Exeter axes chemistry

The Council of the University of Exeter, in England, decided on Dec. 20 to endorse a proposal to phase out chemistry degree programs and replace its existing School of Biological & Chemical Sciences with a new School of Biosciences. The proposal was carried overwhelmingly with 26 votes for, two against, and one abstention. The proposal, put forward by the university's vice chancellor, Steve Smith, is part of a package of measures designed to refocus the university's academic activity and reduce financial losses in departments, such as the chemistry department, that are running at a deficit (C&EN, Dec. 6, 2004, page 5). "The university will emerge in a much stronger position as a result of these changes," Smith says. "Our priority now is to make these changes and to ensure that we do the best for our staff and students." The U.K.'s Royal Society of Chemistry responded to the council's decision with a statement deploring the closure of the chemistry department. It says the decision represents an appalling consequence of underfunding of science and could set a precedent for other U.K. universities.

O3 scavenger demonstrates antiasthma activity

A new hypothesis on the mechanism of asthmatic inflammation has led to an ozone-scavenging compound that prevents bronchial obstruction in asthmatic rats. The idea was sparked by the surprising earlier finding by a Scripps Research Institute group that ozone can be produced by white blood cells during inflammatory processes as part of the body's defense against pathogens [Science, 298, 2195 (2002)]. This finding led Ehud Keinan and coworkers at Technion--Israel Institute of Technology, in Haifa, to speculate that the pulmonary inflammation that occurs in asthma might be caused by ozone production by white blood cells in lungs--and that inhalation of electron-rich olefins, which are known ozone scavengers, might therefore have antiasthmatic effects. In experiments in rats, they now find that inhalation of such a compound, limonene (shown), causes a significant improvement in asthmatic symptoms, compared to controls [Bioorg. Med. Chem., 13, 557 (2005)]. "It is an important finding," comments asthma specialist Nicola A. Hanania of Baylor College of Medicine, Houston, but "more studies, including human studies, will need to be done" to confirm the results.

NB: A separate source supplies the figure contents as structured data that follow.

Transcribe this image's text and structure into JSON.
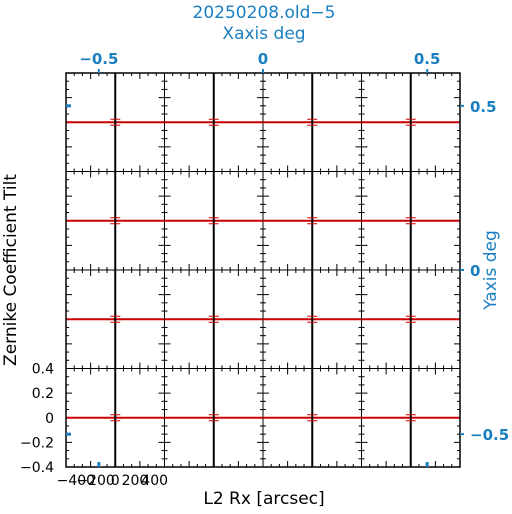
{
  "chart_data": {
    "type": "line",
    "title": "20250208.old−5",
    "top_axis": {
      "label": "Xaxis deg",
      "ticks": [
        {
          "value": -0.5,
          "label": "−0.5"
        },
        {
          "value": 0,
          "label": "0"
        },
        {
          "value": 0.5,
          "label": "0.5"
        }
      ],
      "range": [
        -0.6,
        0.6
      ]
    },
    "right_axis": {
      "label": "Yaxis deg",
      "ticks": [
        {
          "value": 0.5,
          "label": "0.5"
        },
        {
          "value": 0,
          "label": "0"
        },
        {
          "value": -0.5,
          "label": "−0.5"
        }
      ],
      "range": [
        -0.6,
        0.6
      ]
    },
    "xlabel": "L2 Rx [arcsec]",
    "ylabel": "Zernike Coefficient Tilt",
    "panel_xticks": [
      {
        "value": -400,
        "label": "−400"
      },
      {
        "value": -200,
        "label": "−200"
      },
      {
        "value": 0,
        "label": "0"
      },
      {
        "value": 200,
        "label": "200"
      },
      {
        "value": 400,
        "label": "400"
      }
    ],
    "panel_xlim": [
      -500,
      500
    ],
    "panel_yticks": [
      {
        "value": 0.4,
        "label": "0.4"
      },
      {
        "value": 0.2,
        "label": "0.2"
      },
      {
        "value": 0,
        "label": "0"
      },
      {
        "value": -0.2,
        "label": "−0.2"
      },
      {
        "value": -0.4,
        "label": "−0.4"
      }
    ],
    "panel_ylim": [
      -0.4,
      0.4
    ],
    "grid": {
      "rows": 4,
      "cols": 4
    },
    "series": [
      {
        "color": "#cc0000",
        "x": [
          -500,
          500
        ],
        "y": [
          0,
          0
        ]
      }
    ],
    "vline_color": "#000000",
    "colors": {
      "axis_labels": "#1a7fc0",
      "frame": "#000000",
      "series": "#cc0000"
    }
  }
}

Theory predicts rates for six-atom reaction

An accurate theoretical description of the reaction of a hydrogen atom with methane reflects the increasing power of modern theoretical and computational chemistry. Previously, accurate quantum dynamics calculations could be performed only for simple gas-phase chemical reactions involving four or fewer atoms. Now, Uwe Manthe of the University of Bielefeld, in Germany, and coworkers report a full-dimensional quantum dynamics simulation of the six-atom reaction H + CH4 → H2 + CH3 on an accurate ab initio potential energy surface [Science, 306, 2227 (2004)]. The thermal rate constants predicted by this simulation fall within the range of the significantly varied experimental rate constants previously measured for this reaction and are expected to be as accurate as the best experimental measurements. "This achievement opens up the possibility of predicting rate constants accurately for many reactions of chemical interest," including ones involved in atmospheric and combustion chemistry, comments David C. Clary of the University of Oxford.